Quelques temps après son mariage avec Maria Renaud, Edmond Bernier, ayant vendu avantageusement les propriétés sur le chemin Papineau, était venu s’établir à Beauport.

Ne se trouvant pas encore assez riche pour vivre de ses rentes, il s’était mis en compagnie avec un tanneur de Québec et il avait fait de bonnes affaires pendant quinze ans, après quoi, se sentant devenir vieux, il s’était retiré pour jouir paisiblement du fruit de son travail dans sa gracieuse et confortable maison de Beauport.

On le comptait parmi les hommes les plus riches et les plus heureux du village, et il était estimé et adulé, en conséquence.
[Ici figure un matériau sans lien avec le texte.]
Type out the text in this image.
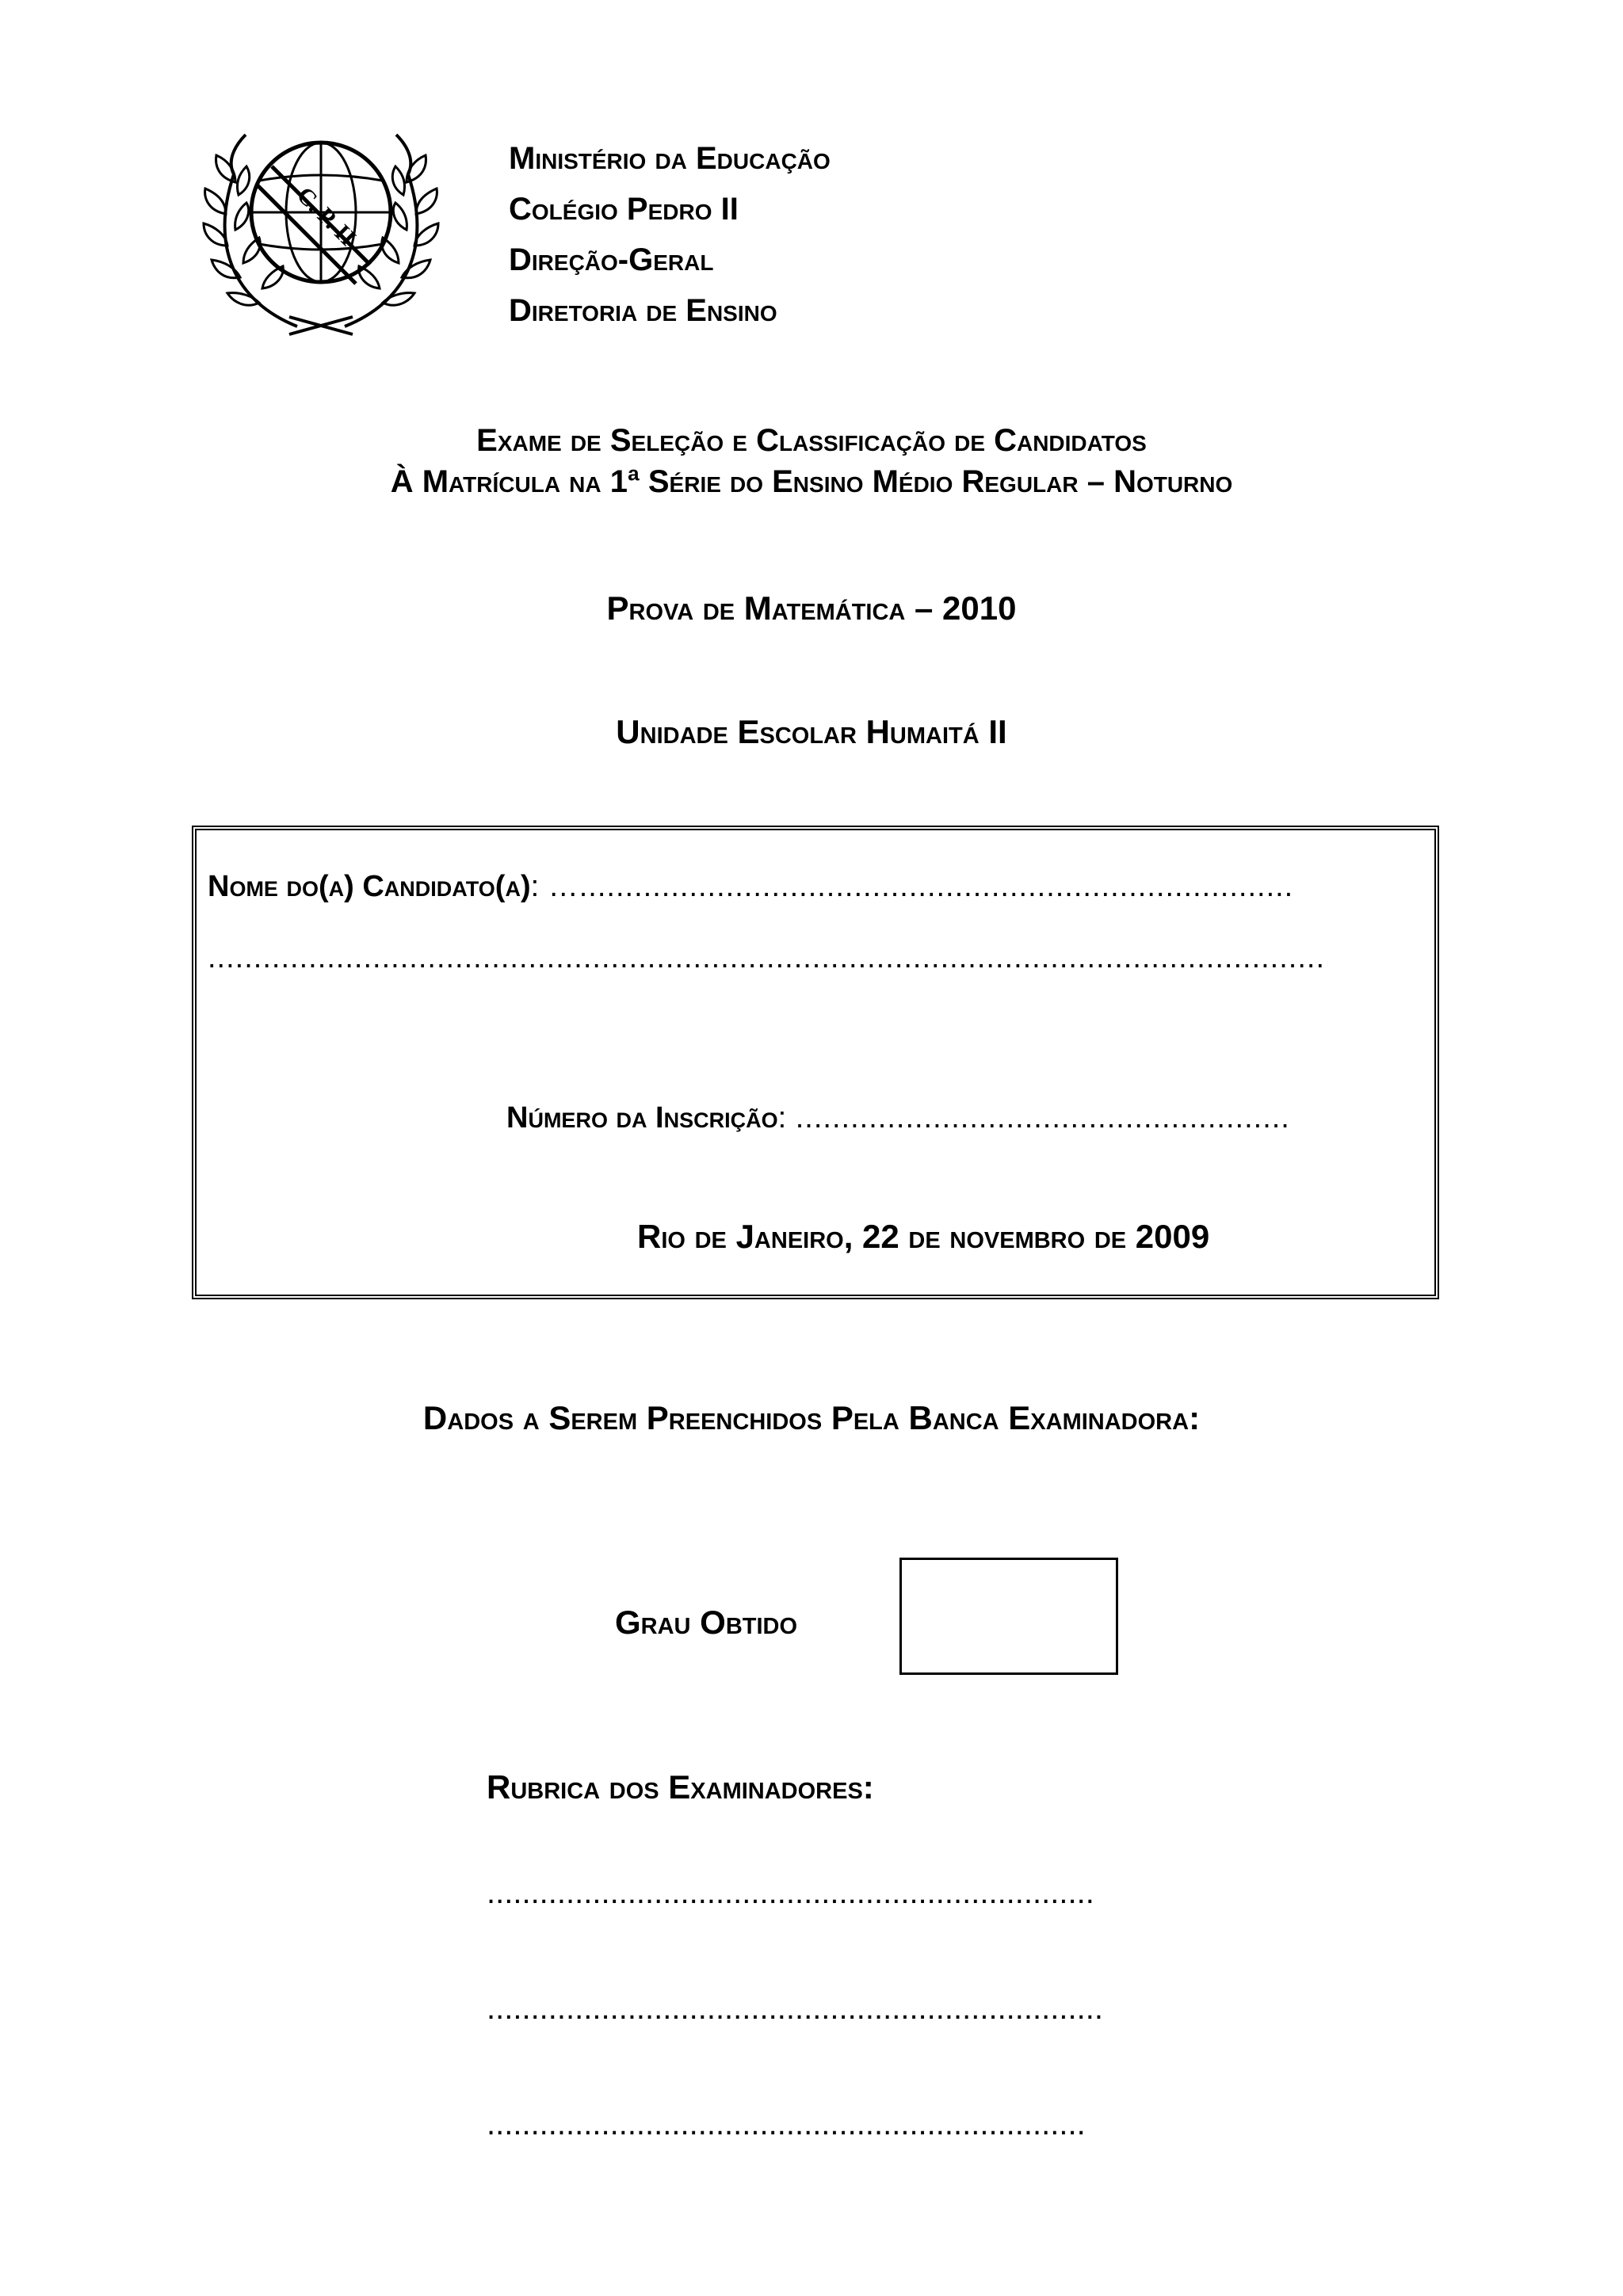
C. P. II
Ministério da Educação
Colégio Pedro II
Direção-Geral
Diretoria de Ensino
Exame de Seleção e Classificação de Candidatos
À Matrícula na 1ª Série do Ensino Médio Regular – Noturno
Prova de Matemática – 2010
Unidade Escolar Humaitá II
Nome do(a) Candidato(a): …..............................................................................
..........................................................................................................................
Número da Inscrição: ......................................................
Rio de Janeiro, 22 de novembro de 2009
Dados a Serem Preenchidos Pela Banca Examinadora:
Grau Obtido
Rubrica dos Examinadores:
.....................................................................
......................................................................
....................................................................
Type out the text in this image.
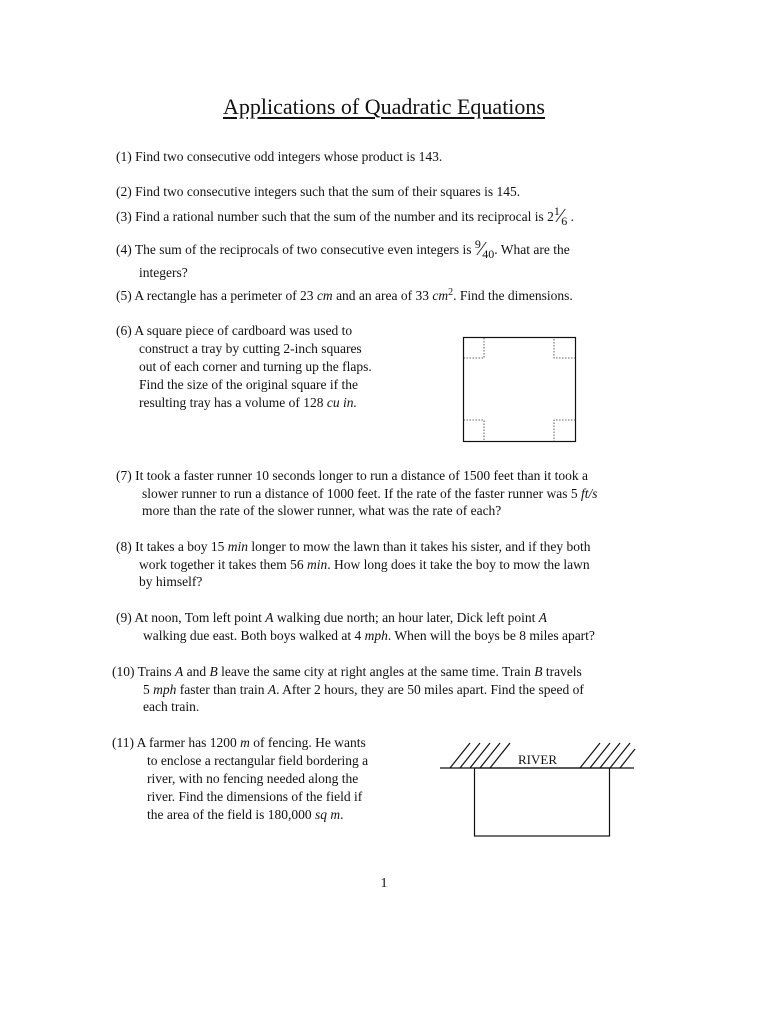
Applications of Quadratic Equations
(1) Find two consecutive odd integers whose product is 143.
(2) Find two consecutive integers such that the sum of their squares is 145.
(3) Find a rational number such that the sum of the number and its reciprocal is 21⁄6 .
(4) The sum of the reciprocals of two consecutive even integers is 9⁄40. What are the
integers?
(5) A rectangle has a perimeter of 23 cm and an area of 33 $cm^2$. Find the dimensions.
(6) A square piece of cardboard was used to
construct a tray by cutting 2-inch squares
out of each corner and turning up the flaps.
Find the size of the original square if the
resulting tray has a volume of 128 cu in.
(7) It took a faster runner 10 seconds longer to run a distance of 1500 feet than it took a
slower runner to run a distance of 1000 feet. If the rate of the faster runner was 5 ft/s
more than the rate of the slower runner, what was the rate of each?
(8) It takes a boy 15 min longer to mow the lawn than it takes his sister, and if they both
work together it takes them 56 min. How long does it take the boy to mow the lawn
by himself?
(9) At noon, Tom left point A walking due north; an hour later, Dick left point A
walking due east. Both boys walked at 4 mph. When will the boys be 8 miles apart?
(10) Trains A and B leave the same city at right angles at the same time. Train B travels
5 mph faster than train A. After 2 hours, they are 50 miles apart. Find the speed of
each train.
(11) A farmer has 1200 m of fencing. He wants
to enclose a rectangular field bordering a
river, with no fencing needed along the
river. Find the dimensions of the field if
the area of the field is 180,000 sq m.
RIVER
1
À la vérité, tout avait semblé marcher au gré de ses désirs, depuis son mariage. Mais une chose surtout avait mis le comble à son bonheur, bien qu’il eût affecté de la considérer comme un malheur dans le moment.

C’était la disparition de son neveu, Joseph Allard, qui s’était enfui de l’école, deux ans après le mariage de Bernier, et que l’on n’avait jamais retrouvé.

L’oncle avait d’abord fait grand bruit sur l’affaire, ne parlant que des recherches qu’il faisait faire pendant quelques temps, mais ces recherches vraies ou prétendues, n’avaient abouti à rien et le bon oncle dut se résigner à la perte de son neveu.

Mais une pensée dut contribuer à le consoler beaucoup.

Il y avait plusieurs mois qu’il avait retiré les dix milles piastres du Petit, de la banque de Montréal, sous prétexte de les placer plus avantageusement, mais à la vérité, pour l’aider à s’établir à Beauport et à entrer en affaire avec le tanneur dont nous avons parlé.

L’enfant étant disparu, il n’avait plus à craindre l’époque où il pourrait avoir à rendre compte de la manière dont il avait disposé de son héritage, d’autant plus que cette part devait lui revenir dans le cas de la mort de l’enfant.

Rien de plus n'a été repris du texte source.